Toda essa guerra e violência levou milhões de sírios a fugirem para outros países, incluindo na Europa. A grande quantidade de imigrantes fortaleceu partidos racistas e xenófobos de extrema direita, como a Reunificação Nacional na França ou o Alternativa para a Alemanha.
A Estrada até aqui
A Turquia vive sob um governo de direita liderado por Erdogan, um conservador religioso ligado à Irmandade Muçulmana. Diante do fortalecimento da Revolução Curda, que está na fronteira da Síria e da Turquia, ele decidiu endurecer.

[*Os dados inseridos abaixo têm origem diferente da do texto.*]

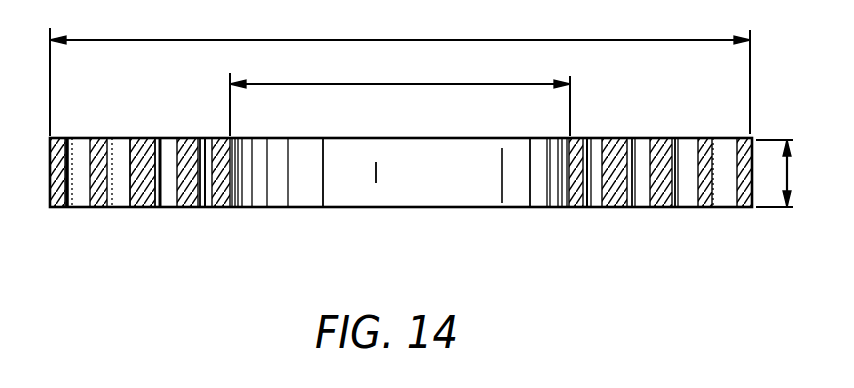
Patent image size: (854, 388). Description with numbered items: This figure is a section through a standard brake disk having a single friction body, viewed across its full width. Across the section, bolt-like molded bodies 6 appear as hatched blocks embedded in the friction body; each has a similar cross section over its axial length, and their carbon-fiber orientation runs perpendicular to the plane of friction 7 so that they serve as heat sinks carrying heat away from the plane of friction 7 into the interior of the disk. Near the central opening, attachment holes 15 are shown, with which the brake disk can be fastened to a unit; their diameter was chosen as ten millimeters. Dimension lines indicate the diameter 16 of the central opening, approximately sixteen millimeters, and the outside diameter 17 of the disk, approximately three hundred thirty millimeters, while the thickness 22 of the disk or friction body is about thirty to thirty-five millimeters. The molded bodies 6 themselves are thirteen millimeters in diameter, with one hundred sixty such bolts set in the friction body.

The molded bodies 6 is at (165, 197).
The plane of friction 7 is at (145, 138).
The attachment holes 15 is at (208, 197).
The diameter of the central opening 16 is at (400, 94).
The outside diameter 17 is at (400, 71).
The thickness 22 is at (794, 173).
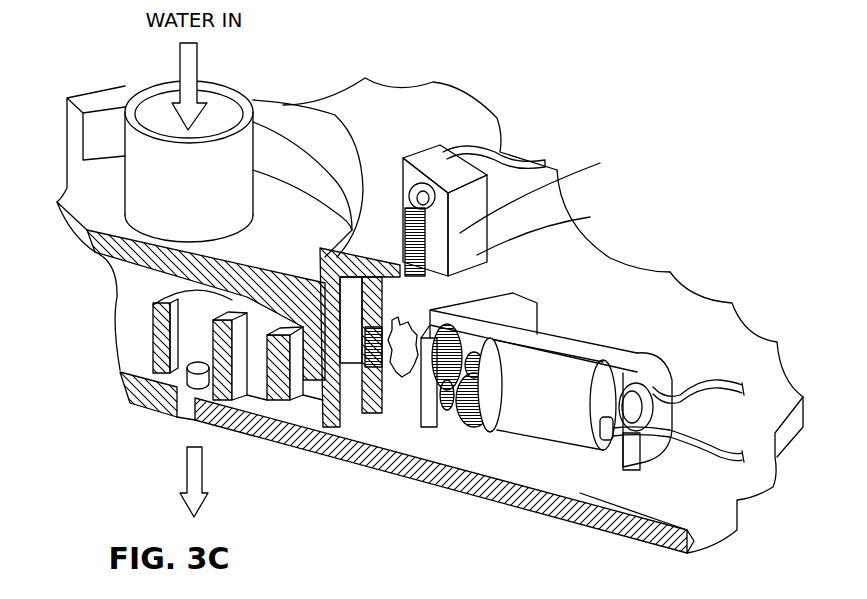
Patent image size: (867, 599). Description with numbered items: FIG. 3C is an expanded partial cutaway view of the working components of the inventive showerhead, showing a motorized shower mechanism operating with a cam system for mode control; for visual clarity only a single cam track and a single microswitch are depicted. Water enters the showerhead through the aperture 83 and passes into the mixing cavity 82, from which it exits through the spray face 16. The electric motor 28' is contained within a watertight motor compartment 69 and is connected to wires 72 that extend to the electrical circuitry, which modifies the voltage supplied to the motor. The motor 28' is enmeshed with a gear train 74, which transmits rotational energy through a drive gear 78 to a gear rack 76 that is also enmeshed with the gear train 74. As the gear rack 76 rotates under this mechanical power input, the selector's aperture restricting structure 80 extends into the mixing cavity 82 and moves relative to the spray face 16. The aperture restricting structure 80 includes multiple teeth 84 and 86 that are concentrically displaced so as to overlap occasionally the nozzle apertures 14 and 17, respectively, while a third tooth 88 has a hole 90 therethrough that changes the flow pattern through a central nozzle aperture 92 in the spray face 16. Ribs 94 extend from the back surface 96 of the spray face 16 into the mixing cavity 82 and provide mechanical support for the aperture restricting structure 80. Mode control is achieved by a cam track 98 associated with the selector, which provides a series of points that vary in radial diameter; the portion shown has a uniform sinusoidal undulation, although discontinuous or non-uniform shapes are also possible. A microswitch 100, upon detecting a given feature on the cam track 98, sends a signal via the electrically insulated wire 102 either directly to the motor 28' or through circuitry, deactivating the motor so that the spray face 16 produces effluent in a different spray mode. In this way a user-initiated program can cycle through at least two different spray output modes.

The aperture 83 is at (152, 110).
The mixing cavity 82 is at (150, 289).
The aperture restricting structure 80 is at (227, 297).
The hole 90 is at (210, 350).
The back surface 96 is at (160, 345).
The third tooth 88 is at (195, 398).
The central nozzle aperture 92 is at (193, 420).
The watertight motor compartment 69 is at (500, 422).
The spray face 16 is at (220, 418).
The nozzle aperture 14 is at (253, 430).
The ribs 94 is at (273, 437).
The nozzle aperture 17 is at (303, 450).
The tooth 86 is at (337, 400).
The tooth 84 is at (363, 400).
The cam track 98 is at (387, 172).
The microswitch 100 is at (555, 192).
The electrically insulated wire 102 is at (515, 155).
The gear rack 76 is at (555, 240).
The drive gear 78 is at (460, 400).
The gear train 74 is at (452, 438).
The wires 72 is at (653, 467).
The electric motor 28' is at (628, 535).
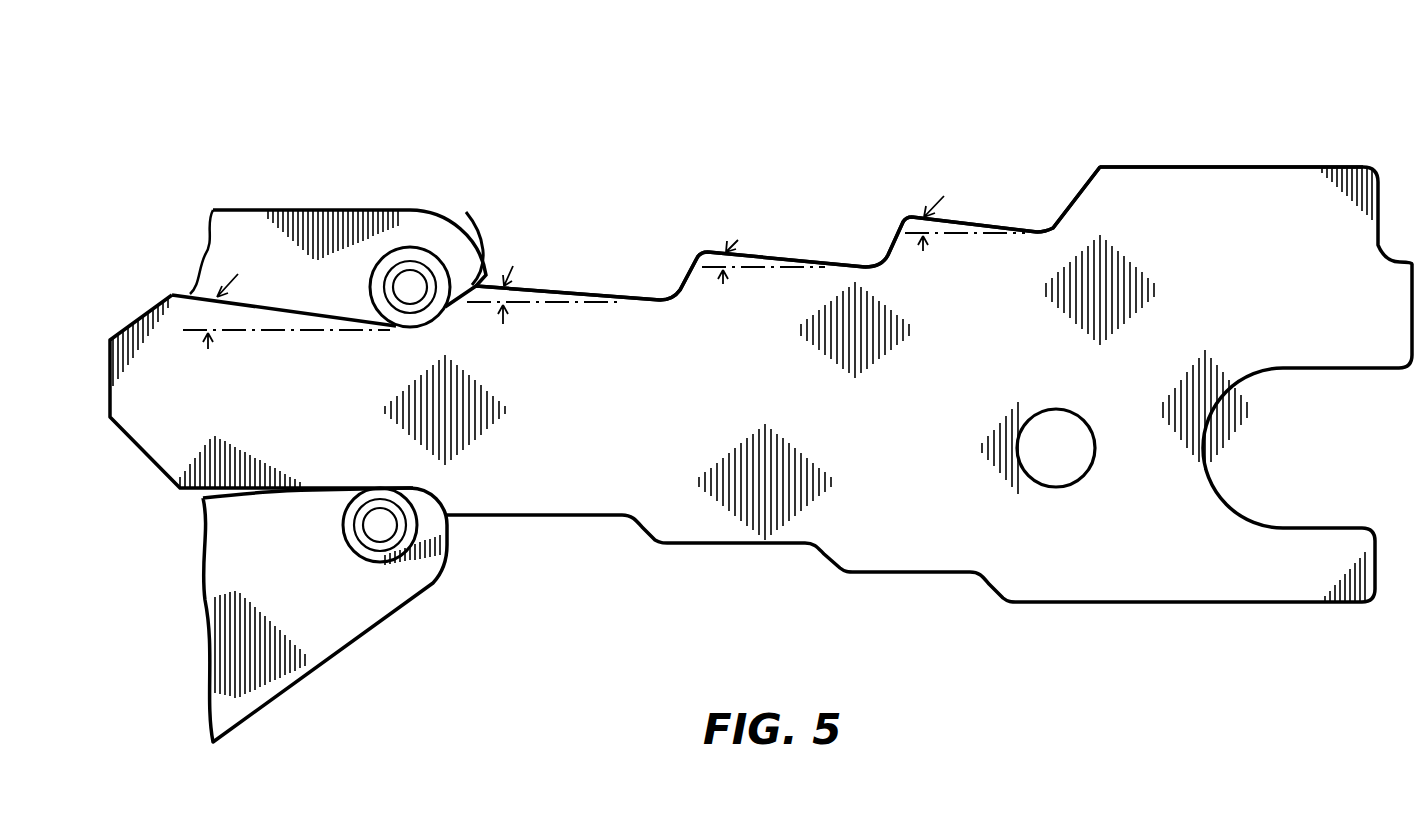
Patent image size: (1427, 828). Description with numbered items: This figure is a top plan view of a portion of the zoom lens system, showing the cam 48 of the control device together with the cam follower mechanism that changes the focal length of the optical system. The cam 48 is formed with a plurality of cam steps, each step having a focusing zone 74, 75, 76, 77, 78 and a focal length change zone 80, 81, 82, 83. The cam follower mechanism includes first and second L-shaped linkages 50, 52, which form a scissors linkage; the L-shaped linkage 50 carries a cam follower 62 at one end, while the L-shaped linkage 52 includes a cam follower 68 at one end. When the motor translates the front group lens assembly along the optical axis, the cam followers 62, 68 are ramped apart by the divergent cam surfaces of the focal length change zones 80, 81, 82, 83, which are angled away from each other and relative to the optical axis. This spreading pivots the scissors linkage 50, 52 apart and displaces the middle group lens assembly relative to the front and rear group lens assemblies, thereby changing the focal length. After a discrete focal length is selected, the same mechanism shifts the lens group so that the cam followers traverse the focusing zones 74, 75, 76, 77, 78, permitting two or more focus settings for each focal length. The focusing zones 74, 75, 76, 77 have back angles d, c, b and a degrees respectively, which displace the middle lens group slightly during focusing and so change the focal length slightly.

The cam 48 is at (824, 132).
The first L-shaped linkage 50 is at (243, 223).
The second L-shaped linkage 52 is at (365, 618).
The cam follower 62 is at (410, 247).
The cam follower 68 is at (345, 548).
The focusing zone 74 is at (333, 308).
The focusing zone 75 is at (620, 272).
The focusing zone 76 is at (813, 260).
The focusing zone 77 is at (1015, 207).
The focusing zone 78 is at (1215, 163).
The focal length change zone 80 is at (458, 248).
The focal length change zone 81 is at (690, 267).
The focal length change zone 82 is at (900, 230).
The focal length change zone 83 is at (1085, 185).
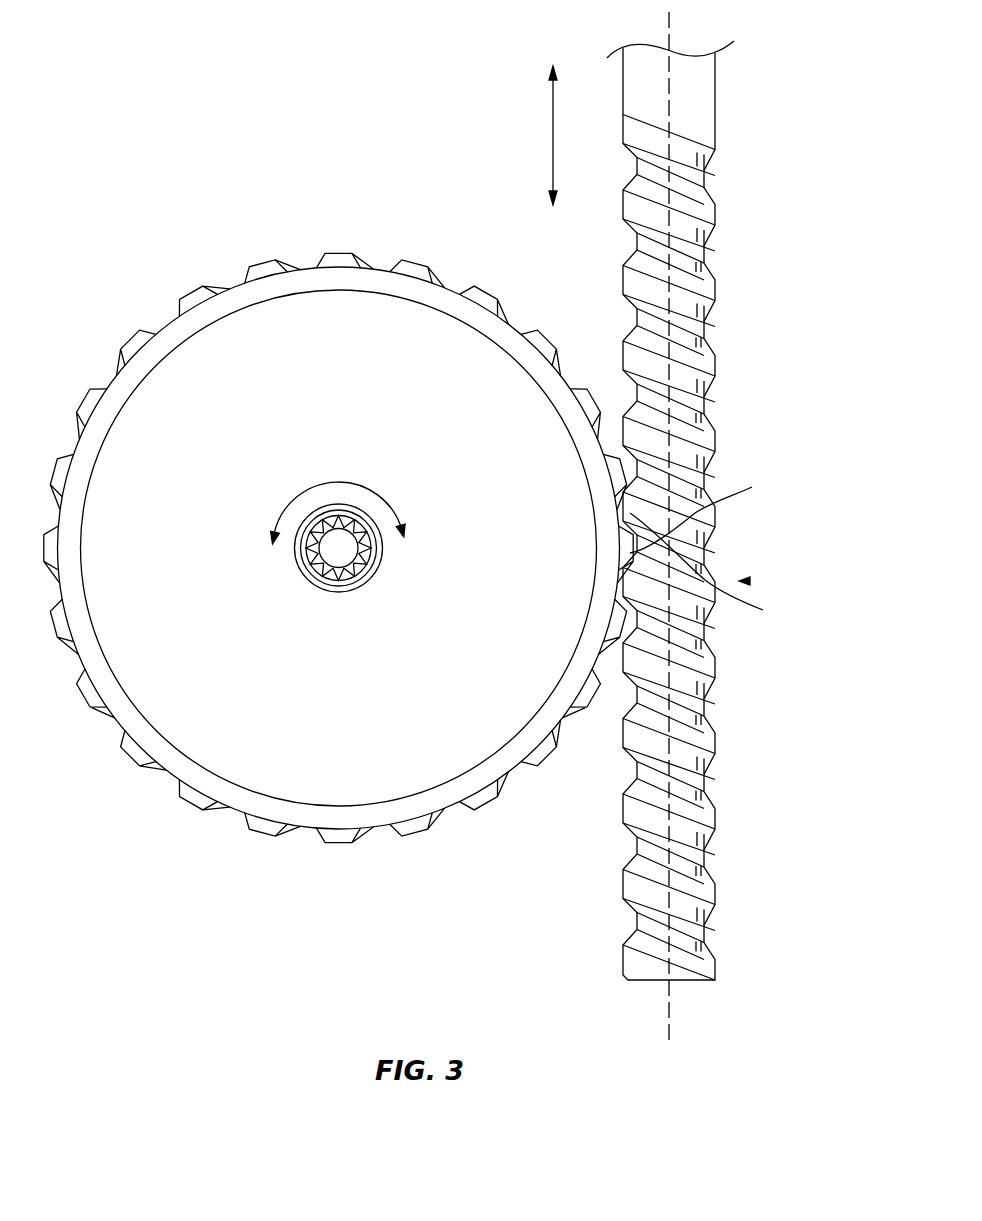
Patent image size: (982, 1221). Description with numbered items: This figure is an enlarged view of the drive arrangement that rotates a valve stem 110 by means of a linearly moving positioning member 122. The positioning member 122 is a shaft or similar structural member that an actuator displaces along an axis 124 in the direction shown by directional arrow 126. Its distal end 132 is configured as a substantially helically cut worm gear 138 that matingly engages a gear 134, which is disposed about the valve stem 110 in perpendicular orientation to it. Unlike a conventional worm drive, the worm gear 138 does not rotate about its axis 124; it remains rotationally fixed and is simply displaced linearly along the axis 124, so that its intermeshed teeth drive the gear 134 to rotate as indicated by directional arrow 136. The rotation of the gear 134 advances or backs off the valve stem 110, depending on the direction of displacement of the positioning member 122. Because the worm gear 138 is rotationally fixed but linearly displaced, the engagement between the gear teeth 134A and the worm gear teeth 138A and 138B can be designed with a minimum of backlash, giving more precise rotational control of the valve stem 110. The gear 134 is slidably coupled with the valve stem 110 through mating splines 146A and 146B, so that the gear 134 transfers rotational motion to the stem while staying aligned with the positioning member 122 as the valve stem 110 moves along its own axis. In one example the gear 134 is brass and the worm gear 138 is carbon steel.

O governo turco começou a aumentar a repressão à população curda dentro do próprio país, e também a preparar o exército para atacar a região revolucionária na Síria.
A Turquia é o segundo maior exército da OTAN – uma aliança militar liderada pelos EUA – e atendendo ao pedido de seu aliado, Donald Trump anunciou o corte no apoio aos revolucionários curdos. A saída dos Estados Unidos foi um sinal verde para Erdogan iniciar um ataque em massa contra a Revolução, contando com o apoio dos rebeldes fundamentalistas (que sempre foram apoiados pelo seu governo).
Diante desta situação, a FDS iniciou uma aliança militar com Assad para resistirem aos inimigos em comum. O governo sírio pretende usar a ameaça militar turca para forçar o povo curdo a abandonar a Revolução e voltar a se submeter ao antigo regime; infelizmente, por hora, o curdistão sírio não vê outra opção diante do risco de genocídio.
Tudo indica que pode estar sendo construído um grande acordo internacional. A Turquia, vendo que não tem como seus rebeldes vencerem a Guerra Civil Síria, quer o fim da Revolução Curda. Assad quer a unidade nacional síria sob seu controle, incluindo o fim da autonomia curda. Os EUA, a Rússia, a União Europeia e todos os outros governos do mundo estão dispostos a abençoar esse acordo para evitarem novas imigrações.
É urgente que a esquerda não permita que a maior Revolução do século 21 caia no esquecimento. Ela é a prova de que Socialismo e Democracia podem conviver, fora das experiências autoritárias stalinistas e do reformismo socialdemocrata, conciliando anticapitalismo, ecologia e libertação nacional e da mulher.
¹ Baath significa “Socialismo Árabe”. Apesar do nome, se refere à uma ideologia nacionalista, pan-arabista, que busca unificar os povos árabes em torno de uma luta anti-imperialista regional. Ou seja, está distante de representar o que nós entendemos como socialismo (anticapitalismo e socialização dos meios de produção).
² O Islã é dividido em duas vertentes: xiismo e sunismo. Os sunitas são a imensa maioria em quase todos os países muçulmanos. Os xiitas são maioria apenas no Irã, mas tem presença em governos como na Síria e no Iraque. Ambos possuem fundamentalistas e moderados.
³ Bookchin acreditava que a luta por local de trabalho, ou seja, a luta sindical, estava ultrapassada e não servia mais aos nossos tempos. Atualmente, a melhor estratégia seria a organização popular por locais de moradia, como os bairros, promovendo assembleias populares na vizinhança.